You see, the problem is this: when my body went on strike, my not-so-trusty-and-now-slightly-rusty brain decided to jump on the bandwagon and go on leave, too. I'm betting that was why I never answered your calls, nor replied your sms'. I'll need to check in on Pam's Brain when it's back in action in order to certify that claim. This excuse will have to do for now, okay?

And, I know, I know. I've been working a tad too terror-ly. Some of you have expressed your concern for me and for my health. I am touched. Really. It's nice to know that so many of you care for me and my well-being. Worry not, good people. I am alive (but am not ready to kick just yet).

Death has not claimed me. I've just been down with a bug or two (as you can see from my recently published post). But I'll survive. I will, I will. And now, as I take my leave, I leave you with three words by my all-time hero, the 38th Governor of the U.S. state of California, the one and only Mr Arnold Schwarzenegger – "I'll be back."

*scouts honour*

Fighting to stay alive,

Wednesday, June 13, 2007

The Doctor, My Best Friend

Okay, I lied. I didn't like her.

She treated me like a kid. She didn't even use a thermometer on me. Instead she used some electronic gadget and stuffed it into my ear till it beeped. LIKE HELLO! It's not like I'm dumb enough to bite down on a thermometer if it were placed in my mouth, okay! Ugh.

And I hated the way she kept asking me to say 'aaah' when she wanted to look down my throat. HELLO AGAIN! I'm not THAT dense, okay! I can open my friggin' mouth and get my tongue out of the way for you to see my throat WITHOUT having to say any 'aaahs'. Hmmph!

The only reason I may ever, ever, ever go back to her ever, ever, ever again is because she gave me an MC. Haha.
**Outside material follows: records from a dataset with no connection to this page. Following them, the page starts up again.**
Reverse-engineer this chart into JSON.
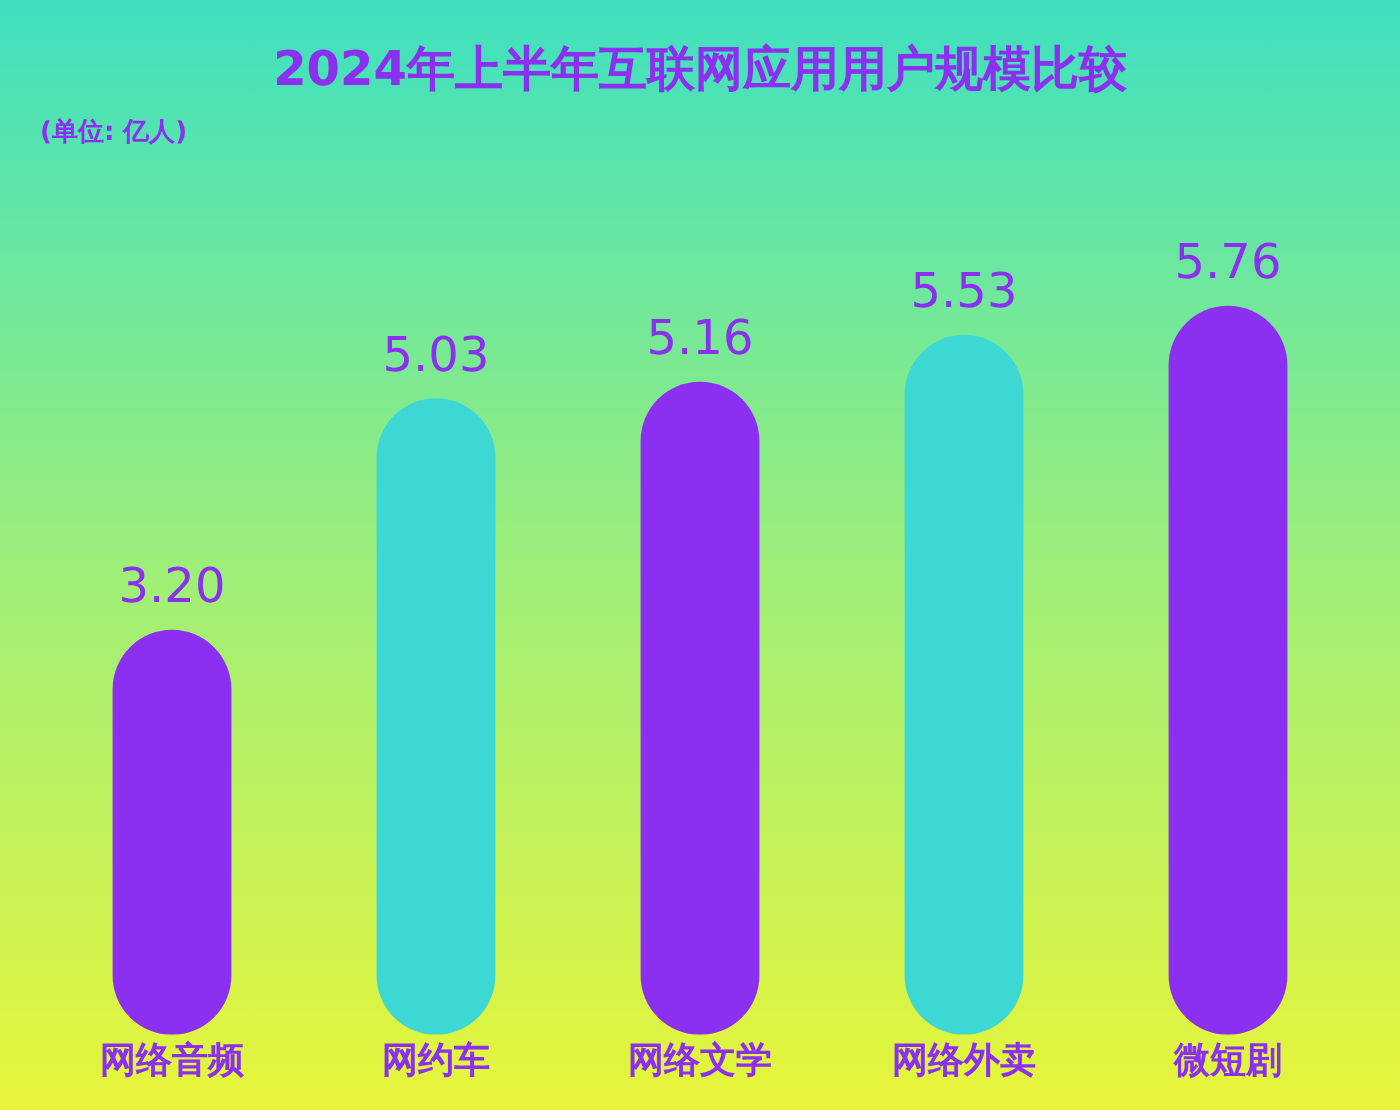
{
  "chart_data": {
    "type": "bar",
    "title": "2024年上半年互联网应用用户规模比较",
    "subtitle": "(单位: 亿人)",
    "categories": [
      "网络音频",
      "网约车",
      "网络文学",
      "网络外卖",
      "微短剧"
    ],
    "values": [
      3.2,
      5.03,
      5.16,
      5.53,
      5.76
    ],
    "colors": [
      "#8b2ff0",
      "#3ed8d4",
      "#8b2ff0",
      "#3ed8d4",
      "#8b2ff0"
    ],
    "value_labels": [
      "3.20",
      "5.03",
      "5.16",
      "5.53",
      "5.76"
    ],
    "grid": false,
    "legend": false
  }
}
At least that wasn't RM55 for nothing.


Check this out, man.

What a beauty.

*contented sigh*

Friends, this paper is worth 24 hours of nothing-ness. It's worth 24 hours in Laze-a-lot. It's worth 24 hours of blissful sleep. It's worth 24 hours of TV-watching. It's worth 24 hours of stress-free living. Heck, it's worth so much more than anything money can buy. In short, it's worth 24 hours of ME time. Yay!

I thank thee, O trees of the forest, for sacrificing your very lives for this piece of printed paper they so brilliantly named the Medical Certificate. You have my eternal gratitude.

That aside, my RM55 also paid for the following...

...a few tasty tablets for my throat...
(they kinda taste like chewable Vitamin C tablets)

...and some squirty thing for my nose.

Yeah, I know. The lot of 6 musketeers scared me, too. As though being sick wasn't enough, I almost got a heart attack when I saw the bulging (I'm not kidding) plastic bag that held my five-day medication.

Looks like it's bye-bye good girl image,
and a mighty sweet hello to the pill poppin' life for me!


*cracks whip*

*blink blink*

I think I need to lie down.

And with sufficient rest, I believe that I shall live to face another day. May I, then, rock on once again. Peace out, good people.